Theoretically, yes. But this is where Proof of Work serves as the defense. Calculating each block's hash requires enormous computation (you must find a hash satisfying specific conditions by changing the nonce billions of times). It takes an average of 10 minutes to recalculate one block, and during that time honest miners are continuously adding new blocks. Unless an attacker controls more than 51% of the total network hash power, catching up to the honest chain is impossible. This will be covered in detail in lesson 3.


4. Building a Mini Blockchain Yourself

Now that we understand the principles, it's time to actually build one. We define a block with a single Python class and add chain verification logic.
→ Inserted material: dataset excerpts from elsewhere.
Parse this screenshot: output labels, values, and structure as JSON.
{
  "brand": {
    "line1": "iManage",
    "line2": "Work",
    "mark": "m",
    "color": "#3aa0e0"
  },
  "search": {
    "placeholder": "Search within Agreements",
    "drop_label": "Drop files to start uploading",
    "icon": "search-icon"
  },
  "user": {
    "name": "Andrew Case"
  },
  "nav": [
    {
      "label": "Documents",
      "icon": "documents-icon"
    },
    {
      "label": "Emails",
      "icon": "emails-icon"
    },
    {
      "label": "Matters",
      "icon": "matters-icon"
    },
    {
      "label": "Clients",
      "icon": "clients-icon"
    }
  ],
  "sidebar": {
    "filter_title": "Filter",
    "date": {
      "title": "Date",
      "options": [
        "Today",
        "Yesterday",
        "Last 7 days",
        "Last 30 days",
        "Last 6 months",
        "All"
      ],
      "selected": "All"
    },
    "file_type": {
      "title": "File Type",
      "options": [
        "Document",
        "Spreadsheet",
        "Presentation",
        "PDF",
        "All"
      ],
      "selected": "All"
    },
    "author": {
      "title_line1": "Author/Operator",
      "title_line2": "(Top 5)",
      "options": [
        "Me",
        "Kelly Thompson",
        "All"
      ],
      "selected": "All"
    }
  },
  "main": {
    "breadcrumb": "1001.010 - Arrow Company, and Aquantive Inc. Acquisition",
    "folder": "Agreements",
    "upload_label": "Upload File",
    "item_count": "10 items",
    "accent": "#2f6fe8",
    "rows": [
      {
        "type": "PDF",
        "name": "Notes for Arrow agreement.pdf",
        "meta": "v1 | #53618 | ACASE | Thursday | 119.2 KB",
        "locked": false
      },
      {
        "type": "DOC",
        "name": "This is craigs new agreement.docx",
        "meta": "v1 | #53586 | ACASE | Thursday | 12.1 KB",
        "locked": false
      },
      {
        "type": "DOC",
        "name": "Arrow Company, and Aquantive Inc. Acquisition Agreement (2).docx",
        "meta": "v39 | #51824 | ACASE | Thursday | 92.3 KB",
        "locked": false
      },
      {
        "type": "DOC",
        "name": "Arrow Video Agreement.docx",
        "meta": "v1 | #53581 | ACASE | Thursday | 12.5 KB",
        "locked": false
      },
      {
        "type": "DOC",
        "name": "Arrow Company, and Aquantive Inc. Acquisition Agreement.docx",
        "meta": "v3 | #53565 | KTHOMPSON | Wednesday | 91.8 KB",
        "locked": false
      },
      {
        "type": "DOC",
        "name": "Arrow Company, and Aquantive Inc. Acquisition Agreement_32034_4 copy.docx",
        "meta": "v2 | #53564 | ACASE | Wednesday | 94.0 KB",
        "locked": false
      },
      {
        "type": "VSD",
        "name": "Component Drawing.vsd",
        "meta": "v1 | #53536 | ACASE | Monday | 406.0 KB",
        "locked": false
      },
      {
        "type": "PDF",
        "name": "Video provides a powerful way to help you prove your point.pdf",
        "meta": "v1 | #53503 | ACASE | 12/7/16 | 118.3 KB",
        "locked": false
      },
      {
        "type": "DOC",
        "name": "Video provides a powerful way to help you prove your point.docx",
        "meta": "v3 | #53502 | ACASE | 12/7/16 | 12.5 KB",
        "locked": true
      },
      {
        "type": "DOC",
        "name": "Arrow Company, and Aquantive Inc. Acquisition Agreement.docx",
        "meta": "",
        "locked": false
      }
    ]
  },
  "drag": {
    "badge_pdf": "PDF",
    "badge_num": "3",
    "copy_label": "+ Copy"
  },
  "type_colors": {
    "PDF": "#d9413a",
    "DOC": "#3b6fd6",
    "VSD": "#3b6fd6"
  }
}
# Mini blockchain implementation — block creation + chain verification
import hashlib
import time

class Block:
    def __init__(self, index, data, prev_hash):
        self.index = index            # Block number
        self.timestamp = time.time()  # Creation time
        self.data = data              # Transaction data
        self.prev_hash = prev_hash    # Previous block hash
        self.hash = self.calc_hash()  # Current block hash
    
    def calc_hash(self):
        """Combine block header info and generate SHA-256 hash"""
        header = (
            str(self.index) +
            str(self.timestamp) +
            self.data +
            self.prev_hash
        )
        return hashlib.sha256(header.encode()).hexdigest()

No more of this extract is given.